Estaba terminando mi segunda maestría y era hora de decidir: saltar al PhD y entrar de lleno a la academia o embarcarme en esta novela. No me costó decidirme: yo tenía que escribir una sofisticada e irónica provocación y ajuste de cuentas con instituciones, personas y, ante todo, conmigo mismo, o con una versión de mí mismo que, menos mal, ya quedó en el pasado. Primero escribí la sección de Salvador Allende, de ese académico que estudia el trauma de la dictadura chilena y que miente (dice que su padre fue detenido desaparecido) para asegurar el tenure track. Luego se coló la historia de Javier LaRabia, aquel hispanista que investiga la postmemoria de la guerra civil española cuando ese tema, en el mercado académico, se terminan por desvalorizar. Por último apareció Wanda: la Latinx made in USA que quiere conectar con sus raíces latinoamericanas y por eso se mete a un phd en una ivy league donde, ay Dios, la esclavizan como a todos los grad students. Me tomó 6 años. Campus fue mi rehabilitación de la academia gringa.

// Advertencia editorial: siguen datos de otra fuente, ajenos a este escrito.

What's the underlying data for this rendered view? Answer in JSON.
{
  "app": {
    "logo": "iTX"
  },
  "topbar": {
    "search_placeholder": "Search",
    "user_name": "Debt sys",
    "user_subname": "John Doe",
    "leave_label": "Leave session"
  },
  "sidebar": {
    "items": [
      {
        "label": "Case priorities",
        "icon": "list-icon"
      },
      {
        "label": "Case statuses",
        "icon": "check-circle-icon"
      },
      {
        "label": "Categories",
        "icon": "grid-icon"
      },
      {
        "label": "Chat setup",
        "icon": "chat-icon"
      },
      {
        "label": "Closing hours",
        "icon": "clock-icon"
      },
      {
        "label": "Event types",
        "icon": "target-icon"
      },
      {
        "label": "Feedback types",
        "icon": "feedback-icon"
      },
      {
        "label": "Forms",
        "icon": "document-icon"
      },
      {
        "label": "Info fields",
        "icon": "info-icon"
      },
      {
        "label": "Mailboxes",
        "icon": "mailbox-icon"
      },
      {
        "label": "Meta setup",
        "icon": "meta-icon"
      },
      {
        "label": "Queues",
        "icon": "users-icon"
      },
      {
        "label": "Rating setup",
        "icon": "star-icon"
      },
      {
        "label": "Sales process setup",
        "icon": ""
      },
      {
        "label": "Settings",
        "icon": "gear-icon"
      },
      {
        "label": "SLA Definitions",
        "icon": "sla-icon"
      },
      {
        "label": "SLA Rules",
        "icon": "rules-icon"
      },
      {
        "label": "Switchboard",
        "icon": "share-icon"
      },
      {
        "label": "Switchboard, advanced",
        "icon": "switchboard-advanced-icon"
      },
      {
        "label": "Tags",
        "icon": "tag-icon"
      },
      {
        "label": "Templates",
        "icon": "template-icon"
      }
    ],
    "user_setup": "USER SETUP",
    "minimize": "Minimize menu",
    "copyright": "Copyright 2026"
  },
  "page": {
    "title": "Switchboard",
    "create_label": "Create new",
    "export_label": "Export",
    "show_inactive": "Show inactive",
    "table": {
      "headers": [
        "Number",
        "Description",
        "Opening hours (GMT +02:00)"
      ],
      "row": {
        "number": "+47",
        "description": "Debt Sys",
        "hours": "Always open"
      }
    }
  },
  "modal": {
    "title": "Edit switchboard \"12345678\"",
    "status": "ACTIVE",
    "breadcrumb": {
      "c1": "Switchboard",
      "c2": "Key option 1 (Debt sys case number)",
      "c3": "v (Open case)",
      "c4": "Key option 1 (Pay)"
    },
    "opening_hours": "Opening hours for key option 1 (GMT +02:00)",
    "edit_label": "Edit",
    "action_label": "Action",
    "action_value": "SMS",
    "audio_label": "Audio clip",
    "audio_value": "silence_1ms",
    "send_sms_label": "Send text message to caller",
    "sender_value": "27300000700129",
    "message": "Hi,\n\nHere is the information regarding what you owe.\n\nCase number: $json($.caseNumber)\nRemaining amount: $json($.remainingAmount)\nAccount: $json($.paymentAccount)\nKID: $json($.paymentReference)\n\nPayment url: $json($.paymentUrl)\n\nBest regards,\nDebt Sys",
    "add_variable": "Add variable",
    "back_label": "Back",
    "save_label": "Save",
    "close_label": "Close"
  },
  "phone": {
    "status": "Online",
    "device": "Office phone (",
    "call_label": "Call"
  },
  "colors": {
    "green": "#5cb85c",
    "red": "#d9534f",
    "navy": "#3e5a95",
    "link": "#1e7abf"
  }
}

A diferencia de lo que ocurre en América Latina, la confección de las universidades en Estados Unidos, que por lo general son ámbitos alejados de las ciudades, tienen mucho del espíritu de monasterios, de sociedades secretas donde hay intrigas y conspiraciones.

José Donoso, el viejo querido Pepe, decía que “las universidades yankees son los sitios donde van a morir los elefantes” (escritores latinoamericanos). Por su parte Ricardo Piglia describe la vida en el campus universitario, un ámbito donde se ejerce una fuerte violencia psicológica sobre estudiantes y docentes. Algo de eso se traspasa a Campus aunque mi intención era hacer del monasterio una picaresca; para mí, dentro de las universidades los departamentos de español son como los circos pobres. El hispanista es como el payaso triste y viejo, la profe de queer studies es como la trapecista insegura, el mexicanista como un domador de leones empastillados, los argentinos que estudian cono urbano y se persigan al decir Beatriz Sarlo son como los chimpancés que andan en patines, etcétera. Me gusta la idea de pensar la academia como algo carnavalesco; como un espacio en donde los límites entre intelectualidad y vida son difusos. Porque los académicos son gente que están un poco en el límite, ¿no? No sabes a veces si es muy inteligente o muy tonta.

En la novela retratas una galería de personajes que deambulan con frecuencia por Estados Unidos y Europa, y son aquellos que trabajan de latinoamericanos: como modo de subsistencia representan adrede todos los lugares comunes que puede tener alguien del llamado “Primero Mundo”.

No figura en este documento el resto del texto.